Optional reading. The library works fine if you skip this page — but understanding the moving parts helps when you want to tune results.

Asset types

Agent Library tags every file with an asset type:

Asset type What's in it Parser
text Markdown, plain text built-in
code Source code (Python, JS, TS, Go, Rust, …) regex-based symbol extractor
pdf PDF documents requires pypdf (in [all] extras)
image PNG, JPG, GIF, WEBP requires Pillow (in [all] extras)
multimodal Reserved for documents that mix modalities (none of today's parsers emit this — but the enum value exists for forward compatibility, and --asset_type=multimodal is accepted as a filter)

When you search, the asset type is preserved on every result. You can filter on it:

librarian search "encrypt" --type code

Search modes

Three modes, chosen with --mode:

  • keyword — pure full-text search, BM25-ranked. Best for exact phrases or unique tokens. Fast.
  • semantic — pure embedding similarity (cosine distance against a sentence-transformer model). Finds meaning matches even when the wording differs. Slower; loads ~100 MB of model on first use.
  • hybrid (default) — runs both and merges. Each modality normalizes its scores to [0, 1]; the merger gives a small overlap bonus to chunks that match across modalities. This is what you want most of the time.

When ENABLE_CROSS_MODAL_SEARCH=true (the default), hybrid also runs separate embedding models for code (CodeBERT) and images (CLIP) when those extras are installed.

Chunking

Documents are split into chunks before indexing. Each chunk is what the search returns — a passage, not a whole file. This keeps results focused and gives you snippet-level scores instead of file-level.

The chunker is asset-type aware:

  • Markdown is split by headers (H1/H2) and paragraphs
  • Code is split by symbol (function, class, method)
  • PDFs are split by page
  • Images become a single chunk with metadata

Scoring & MMR

Results are scored 0 → 1. The blend is controlled by two knobs:

  • HYBRID_ALPHA (default 0.7): in non-cross-modal hybrid, the formula is alpha * vector_score + (1 - alpha) * keyword_score. Higher = lean on semantic match more.
  • MMR_LAMBDA (default 0.7): after blending, Maximal Marginal Relevance picks the top-K with a diversity bias. The formula is lambda * relevance - (1 - lambda) * max_similarity_to_already_selected. Lower = more diverse top-K (might miss the second-best answer if it looks too much like the first); higher = more relevance-focused.

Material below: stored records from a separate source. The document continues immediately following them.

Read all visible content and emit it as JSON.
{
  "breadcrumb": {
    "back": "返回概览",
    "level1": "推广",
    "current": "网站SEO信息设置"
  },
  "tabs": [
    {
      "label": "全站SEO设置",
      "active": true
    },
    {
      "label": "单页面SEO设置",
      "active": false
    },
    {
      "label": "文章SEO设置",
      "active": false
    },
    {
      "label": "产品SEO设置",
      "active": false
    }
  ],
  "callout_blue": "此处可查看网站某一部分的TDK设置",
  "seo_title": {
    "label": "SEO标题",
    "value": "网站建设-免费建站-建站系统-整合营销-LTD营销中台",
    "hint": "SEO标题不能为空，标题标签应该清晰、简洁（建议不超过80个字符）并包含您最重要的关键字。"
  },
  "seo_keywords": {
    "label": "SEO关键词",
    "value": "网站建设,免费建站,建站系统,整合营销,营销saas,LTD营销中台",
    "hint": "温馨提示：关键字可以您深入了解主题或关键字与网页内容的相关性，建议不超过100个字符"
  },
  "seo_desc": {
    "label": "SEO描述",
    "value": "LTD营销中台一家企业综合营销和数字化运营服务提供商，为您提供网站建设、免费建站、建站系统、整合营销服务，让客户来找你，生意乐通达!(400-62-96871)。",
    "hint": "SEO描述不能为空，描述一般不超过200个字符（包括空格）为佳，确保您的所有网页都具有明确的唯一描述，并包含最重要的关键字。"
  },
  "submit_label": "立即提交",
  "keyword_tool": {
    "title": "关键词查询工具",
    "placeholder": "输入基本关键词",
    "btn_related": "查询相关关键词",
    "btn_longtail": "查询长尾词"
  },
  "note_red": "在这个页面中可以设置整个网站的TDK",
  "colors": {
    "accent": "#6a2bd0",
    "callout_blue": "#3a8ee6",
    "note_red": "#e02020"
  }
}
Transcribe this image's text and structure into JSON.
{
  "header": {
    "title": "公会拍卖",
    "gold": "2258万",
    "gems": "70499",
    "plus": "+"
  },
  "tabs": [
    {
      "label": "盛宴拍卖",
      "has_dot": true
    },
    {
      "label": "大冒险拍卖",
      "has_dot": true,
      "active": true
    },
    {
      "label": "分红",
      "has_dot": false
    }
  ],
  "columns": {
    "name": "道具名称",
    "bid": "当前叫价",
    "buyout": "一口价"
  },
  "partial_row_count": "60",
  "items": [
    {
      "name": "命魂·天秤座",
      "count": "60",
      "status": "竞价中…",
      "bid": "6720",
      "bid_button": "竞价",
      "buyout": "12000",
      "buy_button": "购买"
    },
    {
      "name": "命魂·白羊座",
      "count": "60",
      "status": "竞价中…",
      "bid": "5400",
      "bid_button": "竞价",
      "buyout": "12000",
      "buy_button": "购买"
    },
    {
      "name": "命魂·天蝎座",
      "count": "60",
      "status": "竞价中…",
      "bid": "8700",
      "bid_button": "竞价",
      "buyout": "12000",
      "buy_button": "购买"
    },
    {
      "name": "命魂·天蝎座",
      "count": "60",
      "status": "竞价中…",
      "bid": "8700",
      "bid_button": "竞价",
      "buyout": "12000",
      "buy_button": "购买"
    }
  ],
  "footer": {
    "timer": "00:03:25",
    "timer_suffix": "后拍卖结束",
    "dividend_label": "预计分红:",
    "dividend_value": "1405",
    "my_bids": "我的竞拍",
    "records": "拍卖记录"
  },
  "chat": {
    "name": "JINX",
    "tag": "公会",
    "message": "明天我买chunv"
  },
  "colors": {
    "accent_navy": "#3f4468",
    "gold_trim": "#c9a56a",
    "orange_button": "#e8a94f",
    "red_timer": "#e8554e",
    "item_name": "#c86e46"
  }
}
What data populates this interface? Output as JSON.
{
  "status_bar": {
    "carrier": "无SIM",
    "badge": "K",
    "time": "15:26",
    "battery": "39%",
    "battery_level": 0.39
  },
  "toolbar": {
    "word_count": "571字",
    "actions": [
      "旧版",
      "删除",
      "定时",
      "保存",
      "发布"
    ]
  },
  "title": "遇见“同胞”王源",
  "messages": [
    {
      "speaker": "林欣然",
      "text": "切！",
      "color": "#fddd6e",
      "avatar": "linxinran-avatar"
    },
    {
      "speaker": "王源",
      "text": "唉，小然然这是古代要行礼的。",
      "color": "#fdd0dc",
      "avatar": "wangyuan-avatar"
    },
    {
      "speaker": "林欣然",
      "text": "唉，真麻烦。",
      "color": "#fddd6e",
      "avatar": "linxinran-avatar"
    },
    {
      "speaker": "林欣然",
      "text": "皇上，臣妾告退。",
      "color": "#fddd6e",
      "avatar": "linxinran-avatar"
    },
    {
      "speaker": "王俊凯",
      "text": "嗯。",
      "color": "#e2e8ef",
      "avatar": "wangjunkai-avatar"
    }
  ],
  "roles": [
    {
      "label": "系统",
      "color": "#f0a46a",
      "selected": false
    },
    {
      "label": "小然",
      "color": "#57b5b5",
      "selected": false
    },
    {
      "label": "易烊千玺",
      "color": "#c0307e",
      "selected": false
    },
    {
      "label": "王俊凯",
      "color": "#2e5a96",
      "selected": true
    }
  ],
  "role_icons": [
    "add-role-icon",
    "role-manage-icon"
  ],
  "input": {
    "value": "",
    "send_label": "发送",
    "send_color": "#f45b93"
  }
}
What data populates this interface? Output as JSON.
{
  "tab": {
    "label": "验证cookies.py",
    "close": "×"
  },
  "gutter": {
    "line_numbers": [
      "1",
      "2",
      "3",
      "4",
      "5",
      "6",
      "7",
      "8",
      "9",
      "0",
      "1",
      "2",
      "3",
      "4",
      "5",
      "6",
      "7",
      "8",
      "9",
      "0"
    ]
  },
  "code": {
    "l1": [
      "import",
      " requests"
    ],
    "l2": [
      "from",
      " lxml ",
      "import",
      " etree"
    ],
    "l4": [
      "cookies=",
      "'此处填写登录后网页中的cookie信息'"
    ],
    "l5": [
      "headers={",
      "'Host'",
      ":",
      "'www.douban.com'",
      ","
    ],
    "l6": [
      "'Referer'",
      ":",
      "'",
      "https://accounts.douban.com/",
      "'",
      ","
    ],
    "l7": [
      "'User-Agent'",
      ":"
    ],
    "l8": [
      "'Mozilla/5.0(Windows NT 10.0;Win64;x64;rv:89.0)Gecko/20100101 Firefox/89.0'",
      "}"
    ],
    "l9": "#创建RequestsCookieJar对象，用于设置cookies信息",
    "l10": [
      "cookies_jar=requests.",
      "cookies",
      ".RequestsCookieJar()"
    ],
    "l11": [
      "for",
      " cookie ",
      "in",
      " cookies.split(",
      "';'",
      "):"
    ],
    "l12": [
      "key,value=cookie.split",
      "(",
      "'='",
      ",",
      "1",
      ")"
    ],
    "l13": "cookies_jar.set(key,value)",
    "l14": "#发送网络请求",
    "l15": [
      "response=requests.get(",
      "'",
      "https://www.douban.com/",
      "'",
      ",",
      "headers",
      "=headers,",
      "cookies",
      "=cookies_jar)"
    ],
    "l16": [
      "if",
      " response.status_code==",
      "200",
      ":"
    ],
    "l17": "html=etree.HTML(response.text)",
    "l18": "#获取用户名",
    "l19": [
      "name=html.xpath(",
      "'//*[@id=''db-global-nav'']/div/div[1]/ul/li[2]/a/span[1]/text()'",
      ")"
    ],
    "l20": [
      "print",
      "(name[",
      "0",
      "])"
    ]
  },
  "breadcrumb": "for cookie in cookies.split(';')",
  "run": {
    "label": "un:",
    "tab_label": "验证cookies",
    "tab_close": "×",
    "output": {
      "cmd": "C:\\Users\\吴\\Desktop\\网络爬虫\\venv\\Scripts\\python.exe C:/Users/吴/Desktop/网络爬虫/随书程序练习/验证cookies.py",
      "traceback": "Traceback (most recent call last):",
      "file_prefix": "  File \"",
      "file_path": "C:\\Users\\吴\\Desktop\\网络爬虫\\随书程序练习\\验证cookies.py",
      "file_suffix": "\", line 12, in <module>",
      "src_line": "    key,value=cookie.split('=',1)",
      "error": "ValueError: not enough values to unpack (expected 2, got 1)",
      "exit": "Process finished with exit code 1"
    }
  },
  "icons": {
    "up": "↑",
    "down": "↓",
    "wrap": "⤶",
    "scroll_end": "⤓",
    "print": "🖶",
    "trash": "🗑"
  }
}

You can tweak both via environment variables or librarian config.

What lives where

File What it is
~/.librarian/index.db SQLite database with the FTS5 index, vector embeddings, and document metadata. Survives across sessions.
~/.librarian/sources.json The list of registered sources (managed by librarian add / rm).
~/.librarian/documents/ Default location for content created via add_to_library from inside the MCP server (when no directory is given).

Delete index.db and re-run librarian add ... to rebuild from scratch.

MCP under the hood

When an AI assistant calls Agent Library, it speaks the Model Context Protocol — a JSON-RPC convention defined by Anthropic. librarian serve stdio talks MCP over stdin/stdout; librarian serve http talks MCP over HTTP streaming.

The server advertises 9 tools:

Tool Purpose
Librarian_SearchLibrary The main thing — find content
Librarian_ReadFromLibrary Read a full document by path
Librarian_AddToLibrary Save new content into the library
Librarian_UpdateLibraryDoc Replace a document's content
Librarian_RemoveFromLibrary Drop a document from the index
Librarian_ListLibraryContents List indexed documents
Librarian_IndexDirectoryToLibrary Bulk-index a directory
Librarian_GetLibraryOverview Inspect the library (sections / stats / tree)
Librarian_SuggestLibraryLocation Recommend where new content belongs

Each takes typed arguments, returns typed JSON. The MCP host (Claude, Cursor) shows them under the server's name in its tool picker.